Strange Bedfellows
The Hampshire W.I.'s campaign for licensed brothels is surprising in itself. (Prime mover Jean Johnson wants to see regular health-checks and "mandatory condom use", which irresistibly brings to mind the image of undercover policemen attempting to have unprotected sex with the government-approved hookers, before whipping out the handcuffs at the last moment. Kinky.) More surprising still, the matrons' calls for a radical liberalisation of the law has gained the support of the Roman Catholic Church.
The R.C. Bishop of Portsmouth, Crispian Hollis, told the Portsmouth News:
If you are going to take a pragmatic view and say prostitution happens, I think there's a need to make sure it's as well- regulated as possible for the health of people involved and for the safety of the ladies themselves... I would be very much happier if there was no prostitution in Portsmouth or anywhere else because I do regard those involved in any way as involved in some form of immorality. But it's going to be there whatever we do – it has been from time immemorial, so I think that's something we have to be realistic about.
"It's surprising sometimes where support comes from," commented Rachel Frost from the International Union of Sex Workers, welcoming the episcopal intervention. But is it that surprising, really? The Church in fact has a longstanding involvement in the sex industry.
Medieval Catholic theologians, like Mgr Hollis today, deplored prostitution in theory while tolerating, or even encouraging, it in practice. St Augustine warned of the perils of trying to eliminate commercial sex: "Suppress prostitution and capricious lusts will overthrow society." St Thomas Aquinas, meanwhile, believed that "prostitution in the town is like the cesspool in the palace; take away the cesspool and the palace will become an unclean and evil-smelling place."
And the Church authorities certainly practised what they preached. In Medieval Southwark, the brothels operated on land owned by the Bishop of Winchester, who was quite happy to collect the rent. The nuns of Stratford established a brothel in 1337, the proceeds going to support the convent, while a similar operation was set up a decade later in the papal enclave of Avignon. The Church authorities in Paris accepted donations from the Guild of Prostitutes, especially on the feast day of their patron saint, Mary Magdalene, while whores in Rome took part in religious processions led by priests.
It has also been estimated that clergy made up between a quarter and a third of a medieval prostitute's clientele.
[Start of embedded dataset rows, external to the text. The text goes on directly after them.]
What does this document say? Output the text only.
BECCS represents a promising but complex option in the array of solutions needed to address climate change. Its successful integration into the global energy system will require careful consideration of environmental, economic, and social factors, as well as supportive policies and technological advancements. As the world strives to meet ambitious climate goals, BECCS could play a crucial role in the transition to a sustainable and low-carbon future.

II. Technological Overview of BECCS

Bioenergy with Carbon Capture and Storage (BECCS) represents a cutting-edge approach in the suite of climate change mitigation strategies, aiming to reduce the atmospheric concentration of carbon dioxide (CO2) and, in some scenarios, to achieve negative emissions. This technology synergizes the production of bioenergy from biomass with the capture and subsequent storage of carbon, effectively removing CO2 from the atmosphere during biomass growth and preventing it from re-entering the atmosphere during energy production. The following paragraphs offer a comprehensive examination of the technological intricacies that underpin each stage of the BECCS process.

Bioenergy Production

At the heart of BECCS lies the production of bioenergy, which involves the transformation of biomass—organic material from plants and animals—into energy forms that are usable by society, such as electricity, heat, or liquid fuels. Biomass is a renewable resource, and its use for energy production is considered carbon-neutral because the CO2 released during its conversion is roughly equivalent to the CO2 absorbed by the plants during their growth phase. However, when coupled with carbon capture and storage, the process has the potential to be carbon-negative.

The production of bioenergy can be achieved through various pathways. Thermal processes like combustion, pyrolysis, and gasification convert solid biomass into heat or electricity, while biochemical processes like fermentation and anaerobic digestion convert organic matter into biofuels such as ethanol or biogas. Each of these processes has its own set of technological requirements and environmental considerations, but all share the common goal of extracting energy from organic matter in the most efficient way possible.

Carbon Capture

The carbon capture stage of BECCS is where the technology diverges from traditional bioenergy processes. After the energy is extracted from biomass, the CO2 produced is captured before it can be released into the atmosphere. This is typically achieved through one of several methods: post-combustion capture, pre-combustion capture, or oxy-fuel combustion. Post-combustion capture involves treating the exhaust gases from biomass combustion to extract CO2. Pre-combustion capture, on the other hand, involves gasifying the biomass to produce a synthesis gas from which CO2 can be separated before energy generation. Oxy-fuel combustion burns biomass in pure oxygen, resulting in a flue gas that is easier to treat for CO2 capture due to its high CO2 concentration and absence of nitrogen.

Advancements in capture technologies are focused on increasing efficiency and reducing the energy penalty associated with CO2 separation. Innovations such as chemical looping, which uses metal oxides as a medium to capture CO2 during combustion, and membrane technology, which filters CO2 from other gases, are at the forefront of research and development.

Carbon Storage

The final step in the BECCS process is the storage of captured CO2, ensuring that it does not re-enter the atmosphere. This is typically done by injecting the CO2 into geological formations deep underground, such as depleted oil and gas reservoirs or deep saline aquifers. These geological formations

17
Of course, a church which always tended to divide women into virgins and whores nourished the hope that prostitutes might, in the fullness of time and once their earning capacity had dwindled, repent their life of sin. Several saints, in fact, started out on the game. Saint Mary of Egypt (a.k.a. St Mary the Harlot) funded her pilgrimmage to Jerusalem by providing the passengers and crew of the ship she sailed in with sexual services, which certainly showed a properly devout nature if not a deep understanding of the finer points of Christian moral teaching. Having reached the holy city she repented and spent the next 47 years praying in a cave. Artistic depictions of the story sadly tend to concentrate on this part of her life, generally showing her as a wizened old crone.
More fun is to be had with that archetypal scarlet woman, Mary Magdalene (or Mrs J.H. Christ, if you're into conspiracy theory). This picture is by Titian. Of course there's no more evidence that she was actually a lady of the night than that she was married to the Messiah. Still, it made for a good moral tale. In the 13th century Pope Gregory IX set up the Order of the Magdalenes, which was supposed to provide refuge and redemption for ex-prostitutes. To symbolise their born-again virgin status, the Magdalene nuns wore white habits, which would certainly have made them stand out from the general run of nuns.
Unfortunately old habits (sorry) occasionally died hard. In one notorious incident in Vienna in 1480 a Magdalene convent had to be closed down when it was discovered that the sisters were doing it for themselves. They were trying to raise money to support the convent, of course, in the only way they knew how, but still.
The good bishop's support for legalised brothels, then, might be less an outbreak of clerical permissiveness than a return to traditional Catholic Values. One aspect worries me slightly, though. The W.I. proposals, after all, laid great stress on the need for enforced safe sex. So how does Mgr Hollis square that with his church's absolute prohibition on condoms?